Tim Bobko

Six years ago, I started out as a pool operator. I took over an outdoor, seasonal community pool, and spent several summers running chemicals around and fighting to keep chlorine in a pool in 100-degree weather.

I wore the stains and holes in my clothing with pride. The way I saw it, only real career professionals have chlorine stains, which quickly develop into holes, in all their pants legs. Blue shirts actually turn a lovely pink when hit with chlorine sprays. My clothes proclaimed to the world that I was a pool operator, dealing with serious equipment and serious chemicals.

It wasn’t until I was training my staff that I realized what an idiot I had been.

Splashes on clothes could just as easily have been splashes in my face.

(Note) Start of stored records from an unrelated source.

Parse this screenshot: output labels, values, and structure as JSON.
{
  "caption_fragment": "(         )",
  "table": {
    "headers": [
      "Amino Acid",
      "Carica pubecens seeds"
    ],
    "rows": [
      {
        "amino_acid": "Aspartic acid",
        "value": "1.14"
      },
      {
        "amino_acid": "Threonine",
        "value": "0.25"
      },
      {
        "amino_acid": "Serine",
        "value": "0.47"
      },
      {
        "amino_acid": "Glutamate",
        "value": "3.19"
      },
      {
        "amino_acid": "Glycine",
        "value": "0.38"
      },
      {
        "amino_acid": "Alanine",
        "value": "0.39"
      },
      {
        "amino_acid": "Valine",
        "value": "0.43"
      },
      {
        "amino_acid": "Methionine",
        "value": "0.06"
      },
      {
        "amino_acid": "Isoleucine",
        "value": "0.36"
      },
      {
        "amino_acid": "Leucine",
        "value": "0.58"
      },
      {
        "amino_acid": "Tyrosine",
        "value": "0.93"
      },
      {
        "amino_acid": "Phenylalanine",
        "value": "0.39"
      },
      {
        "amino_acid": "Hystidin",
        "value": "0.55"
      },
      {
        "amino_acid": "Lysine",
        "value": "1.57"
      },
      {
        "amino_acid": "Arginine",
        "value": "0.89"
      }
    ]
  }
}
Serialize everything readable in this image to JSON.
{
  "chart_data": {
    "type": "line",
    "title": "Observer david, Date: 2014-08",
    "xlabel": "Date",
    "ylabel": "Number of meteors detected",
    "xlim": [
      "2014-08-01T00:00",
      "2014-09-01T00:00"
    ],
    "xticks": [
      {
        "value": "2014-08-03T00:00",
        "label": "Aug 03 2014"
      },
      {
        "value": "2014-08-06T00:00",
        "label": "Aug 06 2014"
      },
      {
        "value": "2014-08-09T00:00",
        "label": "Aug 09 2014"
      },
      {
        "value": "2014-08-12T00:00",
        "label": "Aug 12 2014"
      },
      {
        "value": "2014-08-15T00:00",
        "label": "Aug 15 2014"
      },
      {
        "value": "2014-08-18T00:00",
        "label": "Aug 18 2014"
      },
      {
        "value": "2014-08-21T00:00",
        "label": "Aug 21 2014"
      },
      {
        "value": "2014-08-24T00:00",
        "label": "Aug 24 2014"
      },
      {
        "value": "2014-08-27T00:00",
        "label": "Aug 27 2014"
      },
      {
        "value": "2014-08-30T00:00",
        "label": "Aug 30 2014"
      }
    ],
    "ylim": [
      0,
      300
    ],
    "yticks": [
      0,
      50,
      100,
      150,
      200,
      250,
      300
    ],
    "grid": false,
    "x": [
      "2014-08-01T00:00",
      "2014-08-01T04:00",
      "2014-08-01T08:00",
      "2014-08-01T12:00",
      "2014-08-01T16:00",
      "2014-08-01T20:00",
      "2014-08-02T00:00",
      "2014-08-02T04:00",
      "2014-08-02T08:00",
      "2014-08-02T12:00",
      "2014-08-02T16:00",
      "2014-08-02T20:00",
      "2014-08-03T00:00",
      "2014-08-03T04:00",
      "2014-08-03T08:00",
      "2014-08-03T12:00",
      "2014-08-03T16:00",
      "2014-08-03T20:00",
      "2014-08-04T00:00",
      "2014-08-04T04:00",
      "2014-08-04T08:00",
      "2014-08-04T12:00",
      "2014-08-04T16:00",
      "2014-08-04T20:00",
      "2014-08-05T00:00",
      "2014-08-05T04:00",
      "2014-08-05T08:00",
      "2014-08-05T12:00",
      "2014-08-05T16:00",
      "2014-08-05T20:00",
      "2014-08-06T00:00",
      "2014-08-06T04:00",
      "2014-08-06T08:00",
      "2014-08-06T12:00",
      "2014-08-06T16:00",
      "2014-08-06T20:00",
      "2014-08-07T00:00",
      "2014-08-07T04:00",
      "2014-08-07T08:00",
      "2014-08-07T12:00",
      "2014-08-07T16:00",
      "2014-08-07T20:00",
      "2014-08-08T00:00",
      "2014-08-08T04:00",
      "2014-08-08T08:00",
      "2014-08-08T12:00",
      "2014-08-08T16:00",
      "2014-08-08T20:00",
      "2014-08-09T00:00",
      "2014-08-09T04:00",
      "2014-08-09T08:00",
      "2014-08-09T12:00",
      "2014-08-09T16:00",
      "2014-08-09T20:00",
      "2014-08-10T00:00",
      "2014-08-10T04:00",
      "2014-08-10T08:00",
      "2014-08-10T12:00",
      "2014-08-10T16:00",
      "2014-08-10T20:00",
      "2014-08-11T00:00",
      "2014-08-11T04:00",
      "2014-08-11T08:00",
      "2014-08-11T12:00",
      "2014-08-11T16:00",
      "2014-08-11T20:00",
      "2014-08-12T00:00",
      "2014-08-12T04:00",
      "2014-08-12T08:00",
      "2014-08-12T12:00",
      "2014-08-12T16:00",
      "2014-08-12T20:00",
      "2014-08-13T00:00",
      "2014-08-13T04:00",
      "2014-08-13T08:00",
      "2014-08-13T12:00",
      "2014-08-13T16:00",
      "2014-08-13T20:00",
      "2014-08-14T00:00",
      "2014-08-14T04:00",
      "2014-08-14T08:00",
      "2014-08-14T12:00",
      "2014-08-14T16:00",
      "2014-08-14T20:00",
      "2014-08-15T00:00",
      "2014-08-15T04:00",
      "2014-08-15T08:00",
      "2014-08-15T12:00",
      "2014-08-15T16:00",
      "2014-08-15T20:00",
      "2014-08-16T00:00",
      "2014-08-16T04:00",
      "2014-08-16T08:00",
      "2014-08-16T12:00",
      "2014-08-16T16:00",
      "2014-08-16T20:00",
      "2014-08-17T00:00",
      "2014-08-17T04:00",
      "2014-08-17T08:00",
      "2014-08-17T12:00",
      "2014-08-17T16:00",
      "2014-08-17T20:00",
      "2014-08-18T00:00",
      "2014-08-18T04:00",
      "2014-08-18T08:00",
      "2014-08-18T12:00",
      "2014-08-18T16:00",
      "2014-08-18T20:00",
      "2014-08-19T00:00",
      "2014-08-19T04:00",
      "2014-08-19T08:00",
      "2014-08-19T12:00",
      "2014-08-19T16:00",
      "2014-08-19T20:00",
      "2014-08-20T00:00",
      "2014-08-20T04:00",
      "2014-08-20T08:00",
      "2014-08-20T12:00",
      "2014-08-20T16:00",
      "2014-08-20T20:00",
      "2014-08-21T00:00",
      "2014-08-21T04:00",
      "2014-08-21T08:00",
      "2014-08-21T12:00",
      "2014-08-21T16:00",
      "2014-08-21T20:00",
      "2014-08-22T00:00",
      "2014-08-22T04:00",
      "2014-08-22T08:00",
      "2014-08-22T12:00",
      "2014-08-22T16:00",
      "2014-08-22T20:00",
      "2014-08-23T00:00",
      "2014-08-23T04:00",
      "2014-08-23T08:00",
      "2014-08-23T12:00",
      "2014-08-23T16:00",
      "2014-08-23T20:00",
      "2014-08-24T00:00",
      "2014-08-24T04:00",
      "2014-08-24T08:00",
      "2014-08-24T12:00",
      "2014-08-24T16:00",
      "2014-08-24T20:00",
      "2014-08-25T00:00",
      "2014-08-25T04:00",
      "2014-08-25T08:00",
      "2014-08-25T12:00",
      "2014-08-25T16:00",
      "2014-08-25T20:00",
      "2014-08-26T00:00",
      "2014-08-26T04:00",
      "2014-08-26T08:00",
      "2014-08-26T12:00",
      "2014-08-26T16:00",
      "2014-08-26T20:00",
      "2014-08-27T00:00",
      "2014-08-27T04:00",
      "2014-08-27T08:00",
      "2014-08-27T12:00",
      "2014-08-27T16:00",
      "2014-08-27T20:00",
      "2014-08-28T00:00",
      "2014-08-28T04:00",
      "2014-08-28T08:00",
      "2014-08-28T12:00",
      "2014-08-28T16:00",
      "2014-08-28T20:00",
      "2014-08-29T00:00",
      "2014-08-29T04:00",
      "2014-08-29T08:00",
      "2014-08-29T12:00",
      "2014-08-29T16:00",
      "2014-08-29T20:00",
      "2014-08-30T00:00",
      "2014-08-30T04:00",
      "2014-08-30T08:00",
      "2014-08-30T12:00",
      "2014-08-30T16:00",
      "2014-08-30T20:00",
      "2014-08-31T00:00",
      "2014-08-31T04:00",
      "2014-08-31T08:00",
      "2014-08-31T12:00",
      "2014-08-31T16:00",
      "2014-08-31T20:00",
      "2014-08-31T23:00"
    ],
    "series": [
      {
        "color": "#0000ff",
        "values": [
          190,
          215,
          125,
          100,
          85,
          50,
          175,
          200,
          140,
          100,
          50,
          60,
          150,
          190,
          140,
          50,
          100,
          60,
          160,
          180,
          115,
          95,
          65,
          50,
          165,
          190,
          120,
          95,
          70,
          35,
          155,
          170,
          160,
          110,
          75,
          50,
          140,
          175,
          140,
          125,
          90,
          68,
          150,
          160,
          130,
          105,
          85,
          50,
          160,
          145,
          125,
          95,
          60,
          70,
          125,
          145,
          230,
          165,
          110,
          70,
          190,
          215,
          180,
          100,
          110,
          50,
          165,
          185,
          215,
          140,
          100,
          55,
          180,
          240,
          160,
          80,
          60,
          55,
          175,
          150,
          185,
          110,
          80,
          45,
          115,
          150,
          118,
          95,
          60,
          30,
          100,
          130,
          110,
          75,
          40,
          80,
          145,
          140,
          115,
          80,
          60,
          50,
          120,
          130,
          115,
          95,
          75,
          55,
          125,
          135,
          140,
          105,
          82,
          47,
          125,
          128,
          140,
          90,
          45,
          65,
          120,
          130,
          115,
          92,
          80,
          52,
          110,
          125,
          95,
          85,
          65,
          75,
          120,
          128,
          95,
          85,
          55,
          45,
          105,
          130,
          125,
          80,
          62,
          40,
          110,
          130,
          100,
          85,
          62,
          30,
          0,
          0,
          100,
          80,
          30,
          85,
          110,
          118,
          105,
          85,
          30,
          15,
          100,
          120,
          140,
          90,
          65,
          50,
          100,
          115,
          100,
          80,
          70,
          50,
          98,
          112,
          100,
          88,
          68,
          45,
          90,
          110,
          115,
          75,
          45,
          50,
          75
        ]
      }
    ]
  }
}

Acid in your eyes is not inconvenient — it is permanent. Stains on my clothes did proclaim that I’m a pool operator, but I’ve realized that it meant I was a bad pool operator. Every stain was proof to a staff member that I did not practice what I preach, and it is a very short leap to them doing the same.

When training staff, I now include a list of personal protective equipment that’s necessary for every task. More importantly, I share the “why” of what we do. I explain the importance of what we’re doing, walking staff members through the big picture and process before we even begin to put on the boots and gloves.

Yes, it takes more time, but an operator who understands how the many parts work together can troubleshoot better. He or she is better prepared to keep things working correctly and can keep themselves and others safe.

So I bought new pants, threw away my stained shirts, and promised to try to never announce that I am a pool operator just by my clothing. My staff will see me doing what I expect them to do: Keep us all safe and chemical free.

The Lessons

1. Practice what you preach. Your staff will remember what you do. Wear proper personal protective equipment all the time, every time.

2. Chemicals are unforgiving. Experience is no excuse for being sloppy or taking shortcuts. Too much is at risk. Make safety a habit.

3. Explain the “why.” Start with why we do what we do — and why it matters — before moving on to how we do it. They'll believe what you believe. Keep them safe!